KS: Gorillaz has been one of my favorite bands for a long time. We were doing a pre-recorded episode because of timing with guests, and because I had done all these shows backstage, Gary thought it would be nice for me—and I appreciated it so much—to be a guest on the show again after it gained popularity. I thought that sounded super fun, and then he told me who the guests were: Shroud, who is a huge streamer, and also Gorillaz. And I was like, "What did you just say?"

They were my first-ever stadium concert, and being able to sit down with Damon and Jamie was really incredible. They're very interesting, intellectual people, and it was great to be able to just peek into their brains a little bit and see how they work. That was certainly not what I was anticipating when I was invited back. But because it was pre-recorded, there was no stage-managing for me to do backstage, and it was kind of the only opportunity we had for me to be a guest again.

 

SH: What do you think is the biggest misconception about what you do as a streamer?

KS: The biggest misconception for all streamers is that we just sit down and play video games and that's it. But if my job looks easy from a viewer perspective and they think that's my whole job, then I'm doing everything correct behind the scenes. It's the iceberg effect. They see the tip of the iceberg as being me on camera, but they're not seeing the bulk of the work that I do behind the scenes.

For example, today's meant to be my day off. I have an interview with you, a meeting with my management company, contracts to read over, and then I'm doing a bonus stream because a video game decided to drop an update on my day off. Then I have to record a trailer for a podcast tonight. Every day before my steam, I wake up, exercise, eat and then I do about two hours of administrative work like answering emails, getting tweets ready, reading over contracts, speaking with managers, talking to game companies, etc.

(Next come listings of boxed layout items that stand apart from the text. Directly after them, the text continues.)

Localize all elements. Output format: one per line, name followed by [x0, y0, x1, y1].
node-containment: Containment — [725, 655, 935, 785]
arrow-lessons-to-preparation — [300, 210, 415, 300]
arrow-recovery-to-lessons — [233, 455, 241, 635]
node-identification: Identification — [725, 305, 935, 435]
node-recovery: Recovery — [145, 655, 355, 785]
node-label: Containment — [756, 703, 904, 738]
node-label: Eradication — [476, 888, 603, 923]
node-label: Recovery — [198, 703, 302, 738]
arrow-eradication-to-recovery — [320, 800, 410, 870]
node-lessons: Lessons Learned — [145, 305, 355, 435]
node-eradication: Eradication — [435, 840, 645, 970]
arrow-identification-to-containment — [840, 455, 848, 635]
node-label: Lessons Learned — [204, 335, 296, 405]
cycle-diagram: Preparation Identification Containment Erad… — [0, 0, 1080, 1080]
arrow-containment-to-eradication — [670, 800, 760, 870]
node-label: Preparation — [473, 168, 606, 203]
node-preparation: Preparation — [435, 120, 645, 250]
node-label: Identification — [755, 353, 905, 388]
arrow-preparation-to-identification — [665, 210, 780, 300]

Then I do my stream—which is the fun bit, where I get to relax, because even though it's the most prominent part of my job, it's the least stressful. When I'm done, I do another two hours of administration work making sure my overlays are okay, that my alerts are good, the thing coming up for tomorrow with that company is ready to go. And then I have a Discord community of a thousand people to interact with and help moderate.

It's a really big job, and if people are only seeing the streaming aspect, I can totally see how they'd think it's super easy and that I just play video games all day, whereas I'm working 15 or 16 hours a day, and I haven't had a day off in probably a month. I realize I'm self-employed and I could make my own schedule and just say, "No, I'm not doing anything today," but when certain opportunities come up, you don't have that option.

I very luckily love my job. If this was a job that I hated, obviously I would not be doing this. I'm so lucky and fortunate to have the job I do, so I wake up excited even when I'm meant to have a day off and I'm fortunate enough to have this interview, and a manager who I get to have meetings with. I'm fortunate enough to have friends who, even on my days off, I want to play video games with. That's thrilling.

 

SH: Is there anything that you want your fans and viewers to know about you?

KS: My tip for streamers and community building is to do it as a hobby and because you love it. As soon as you don't love it, your viewers are going to notice. Do your very best to build a community of people that you want to spend time with, because as soon as your community becomes a toxic place and you let toxic people into your chat—and this goes for life as well—that's going to impact you in a pretty negative way.

I'm lucky enough to have a team of moderators who, at the first sign of toxicity, will tell someone that's not appropriate and we're nice to each other here, and to treat each other with kindness. That's all we can ask. So we have a super positive, inclusive community, which means that going to work every day for me is great. It's a bunch of like-minded, kind people who want to hang out with other kind people who don't have to really worry too much.